In deze zaak, behandeld door het Gerechtshof 's-Hertogenbosch op 18 december 2014, gaat het om een hoger beroep van bewindvoerders die de beschikking van de rechtbank Oost-Brabant, kanton Eindhoven, van 20 februari 2014 willen laten vernietigen. De bewindvoerders, die de ouders zijn van de rechthebbende, hebben verzocht om machtiging voor het oprichten van een besloten vennootschap (B.V.) en het overhevelen van een aanzienlijk bedrag van € 170.000,- naar het kapitaal van deze B.V. De rechthebbende, die geestelijk niet in staat is om toestemming te geven, is geboren in 1991 en heeft een bewind ingesteld gekregen over zijn goederen. De kantonrechter had het verzoek van de bewindvoerders afgewezen, wat hen ertoe bracht in hoger beroep te gaan.
Tijdens de mondelinge behandeling op 20 november 2014 hebben de bewindvoerders hun standpunt toegelicht, waarbij zij benadrukten dat het doel van de oprichting van de B.V. is om het vermogen van de rechthebbende goed te beheren en niet om belasting te ontwijken. Het hof heeft echter geoordeeld dat het verlenen van machtiging voor de oprichting van de B.V. het vermogen van de rechthebbende zou onttrekken aan het toezicht van de kantonrechter. Dit toezicht is essentieel, omdat de rechthebbende niet in staat is om zelf beslissingen te nemen over zijn vermogen.
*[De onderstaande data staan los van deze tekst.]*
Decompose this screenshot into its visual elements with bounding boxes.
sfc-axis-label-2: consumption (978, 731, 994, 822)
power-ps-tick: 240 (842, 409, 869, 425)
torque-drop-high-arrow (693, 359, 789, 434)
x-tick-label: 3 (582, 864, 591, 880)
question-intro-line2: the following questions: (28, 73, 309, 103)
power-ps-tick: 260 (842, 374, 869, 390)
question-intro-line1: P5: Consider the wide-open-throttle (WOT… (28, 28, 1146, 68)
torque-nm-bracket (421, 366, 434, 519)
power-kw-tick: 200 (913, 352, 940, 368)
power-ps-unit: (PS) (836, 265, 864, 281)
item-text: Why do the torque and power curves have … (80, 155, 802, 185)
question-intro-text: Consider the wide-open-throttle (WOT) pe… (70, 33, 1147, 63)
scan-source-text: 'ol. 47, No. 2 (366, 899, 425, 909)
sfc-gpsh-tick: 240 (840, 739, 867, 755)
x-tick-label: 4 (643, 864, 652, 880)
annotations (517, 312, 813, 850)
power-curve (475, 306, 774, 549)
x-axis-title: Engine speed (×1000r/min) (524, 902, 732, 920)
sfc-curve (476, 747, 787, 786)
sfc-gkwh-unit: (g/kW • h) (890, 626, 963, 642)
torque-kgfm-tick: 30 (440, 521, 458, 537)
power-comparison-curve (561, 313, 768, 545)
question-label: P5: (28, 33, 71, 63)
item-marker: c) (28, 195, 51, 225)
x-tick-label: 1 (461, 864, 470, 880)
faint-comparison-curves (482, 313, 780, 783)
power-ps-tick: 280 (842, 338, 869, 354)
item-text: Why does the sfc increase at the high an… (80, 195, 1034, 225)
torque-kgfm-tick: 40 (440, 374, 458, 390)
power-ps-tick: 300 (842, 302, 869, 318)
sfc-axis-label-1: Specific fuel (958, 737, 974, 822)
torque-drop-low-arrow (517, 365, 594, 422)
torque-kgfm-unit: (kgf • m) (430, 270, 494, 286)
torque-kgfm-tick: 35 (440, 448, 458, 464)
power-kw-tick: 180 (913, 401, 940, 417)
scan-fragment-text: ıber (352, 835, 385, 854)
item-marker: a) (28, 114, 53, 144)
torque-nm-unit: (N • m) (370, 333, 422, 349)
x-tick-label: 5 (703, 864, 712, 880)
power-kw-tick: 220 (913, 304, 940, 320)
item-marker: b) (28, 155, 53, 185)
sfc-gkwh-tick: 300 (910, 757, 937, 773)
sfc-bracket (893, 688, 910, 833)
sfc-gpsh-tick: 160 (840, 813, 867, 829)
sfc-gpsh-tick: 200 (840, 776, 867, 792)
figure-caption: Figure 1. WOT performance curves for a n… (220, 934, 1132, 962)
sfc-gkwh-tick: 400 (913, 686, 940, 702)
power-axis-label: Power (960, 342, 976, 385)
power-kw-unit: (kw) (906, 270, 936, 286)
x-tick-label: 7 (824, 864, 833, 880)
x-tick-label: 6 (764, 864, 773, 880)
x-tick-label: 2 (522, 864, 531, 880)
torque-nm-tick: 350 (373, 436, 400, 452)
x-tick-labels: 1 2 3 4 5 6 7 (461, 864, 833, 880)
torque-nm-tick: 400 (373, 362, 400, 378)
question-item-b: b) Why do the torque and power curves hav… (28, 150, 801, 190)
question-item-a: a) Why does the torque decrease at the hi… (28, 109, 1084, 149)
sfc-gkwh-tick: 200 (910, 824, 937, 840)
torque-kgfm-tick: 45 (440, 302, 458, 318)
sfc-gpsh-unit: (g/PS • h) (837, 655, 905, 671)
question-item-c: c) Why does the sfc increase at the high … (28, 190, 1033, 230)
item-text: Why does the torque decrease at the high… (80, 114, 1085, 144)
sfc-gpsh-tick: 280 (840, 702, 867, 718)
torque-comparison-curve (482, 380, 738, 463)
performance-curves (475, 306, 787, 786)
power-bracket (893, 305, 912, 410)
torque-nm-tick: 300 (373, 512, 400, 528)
Het hof heeft vastgesteld dat er geen wettelijke basis is voor het toezicht door de kantonrechter op de B.V. en dat de bewindvoerders, ondanks hun toezeggingen, niet onderworpen zijn aan enige wettelijke controle. Hierdoor is het hof van mening dat het verzoek van de bewindvoerders om machtiging te verlenen voor de oprichting van de B.V. niet kan worden ingewilligd. De beschikking van de rechtbank is dan ook bekrachtigd, waarmee het hof de eerdere beslissing van de kantonrechter ondersteunt.